Sikap itu membuat PPK kelabakan. Sebab semua anggaran sudah terlanjur dicairkan. Pencairan anggaran itu dianggap sah ketika gedung yang dibangun sudah dinyatakan sesuai spesifikasi dan diterima.
Rasan-rasan semakin kental karena banyak yang melihat ada ketidakberesan dalam proses pengerjaan proyek yang memakan anggaran Rp 14,4 miliar itu. Tapi, tidak semua merasakan manisnya “madu” proyek tersebut. Intinya, hujan tidak merata.
Tarik ulur itu sampai membuat bos tertinggi di kantor tersebut meradang. Kemarahan tersebut diketahui banyak pegawai di bawahnya karena sering dilontarkan di sejumlah pertemuan resmi internal. Desas desus ketidakberesan meluas dan menjadi bahan pembicaraan secara tertutup di kalangan pegawai.
Padahal, saat itu bangunan terseut masih punya garansi. PPK menentukan masa perawatan selama empat bulan sejak Januari-April 2014. Sampai batas masa perawatan habis, bangunan itu ternyata belum juga diperbaiki.
Kejanggalan lain mulai mengemuka. Salah satunya, uang jaminan pengerjaan proyek yang diserahkan rekanan sekitar Rp 700 juta sudah dicairkan. Padahal, masa perawatan belm habis. Sesuai aturan, uang jaminan itu bisa dicairkan setelah proyek tersebut diperiksa dan dinyatakan diterima tim penerima barang. Ketidakberesan proyek itu akhirnya menjadi konsumsi publik di internal kanwil kementerian agama Jatim ketika tim pemeriksa dan penerima barang terbelah.
Konon, ketua tim menolak menandatangani berita acara penerimaan barang karena rekanan yangmengerjakan proyek enggan memperbaikinya. Apalagi, kerusakan itu cukup parah untuk kategori bangunan baru.
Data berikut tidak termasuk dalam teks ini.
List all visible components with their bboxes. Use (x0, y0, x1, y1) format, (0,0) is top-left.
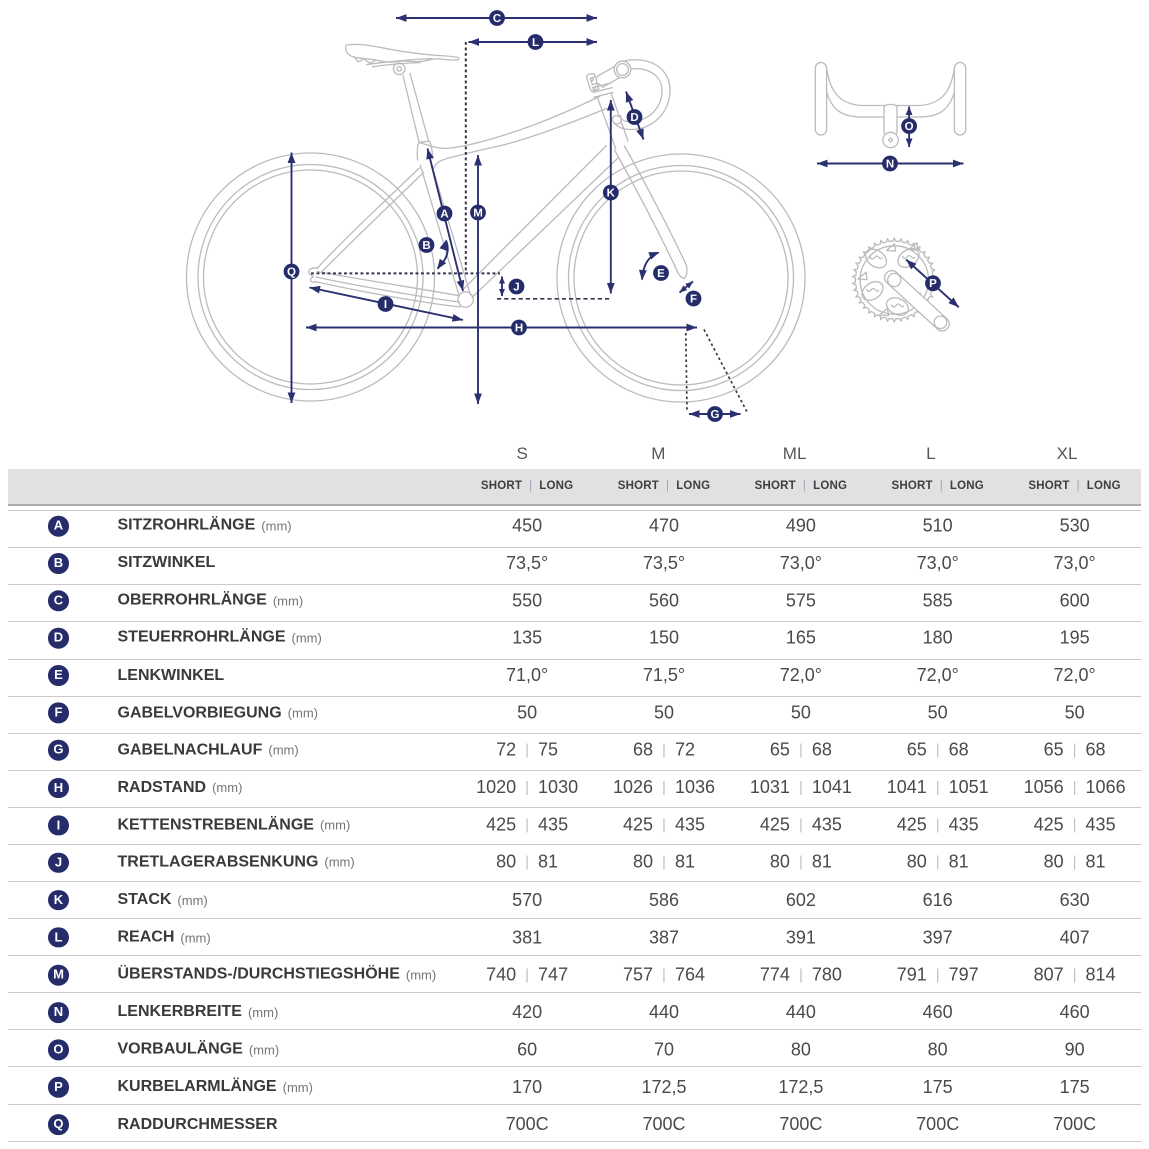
svg-text:L: L (532, 37, 539, 49)
svg-text:H: H (515, 322, 523, 334)
svg-text:G: G (711, 409, 720, 421)
svg-text:A: A (440, 208, 448, 220)
svg-text:I: I (384, 299, 387, 311)
svg-text:N: N (886, 158, 894, 170)
svg-text:Q: Q (287, 266, 296, 278)
svg-text:M: M (473, 207, 483, 219)
svg-text:F: F (690, 293, 697, 305)
svg-text:J: J (513, 281, 519, 293)
svg-text:C: C (493, 13, 501, 25)
svg-text:O: O (905, 121, 914, 133)
svg-text:D: D (630, 112, 638, 124)
svg-text:P: P (929, 278, 937, 290)
svg-text:K: K (607, 187, 616, 199)
svg-text:E: E (657, 268, 665, 280)
svg-text:B: B (422, 240, 430, 252)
Entah bagaimana prosesnya, empat anggota tim pemeriksa dan penerima barang mau menandatangani berita acaranya. Mereka menyatakan bahwa bangunan itu telah selesai digarap sesuai dengan spesifikasi yang ditentukan. Sementara itu, sang ketua tim tetap menolak membubuhkan tanda tangannya.
Dua bangunan yang rencananya dijadikan mess santri itu memakan anggaran yang tidka kecil. Untuk gedung A dengan tiga lantai, anggaran yang dihabiskan Rp 7,5 miliar. Sementara itu, gedung B dengan dua lantai menyedot duit Rp 6,9 miliar. Proyek itu dikerjakan dua rekanan yang berbeda.
Bangunan yang cukup mentereng tersebut tidak bisa dilihat dari depan kantor kanwil kemenag, pun demikian dari sisi belakang kantor. Dua gedung gres itu baru terlihat setelah berjalan sekitar 500 meter ke arah belakang dan melewati jembatan kecil yang berkelok. Jalan menuju lokasi tersebut masih berupa tanah.
Ketidakberesan tersebut akhirnya didengar kejaksaan tinggi Jatim. Korps Adhyaska di jalan Ahmad Yani itu akhirnya menerjunkan tim khusus untuk menyelidiki informasi tersebut.
Tim menyelidiki proyek itu sekitar sebulan lalu. Hasilnya, mereka mencium aroma permainan dalam pembangunan gedung. Jaksa yang tidak ingin salah langkah langsung menggandeng Universitas Brawijaya.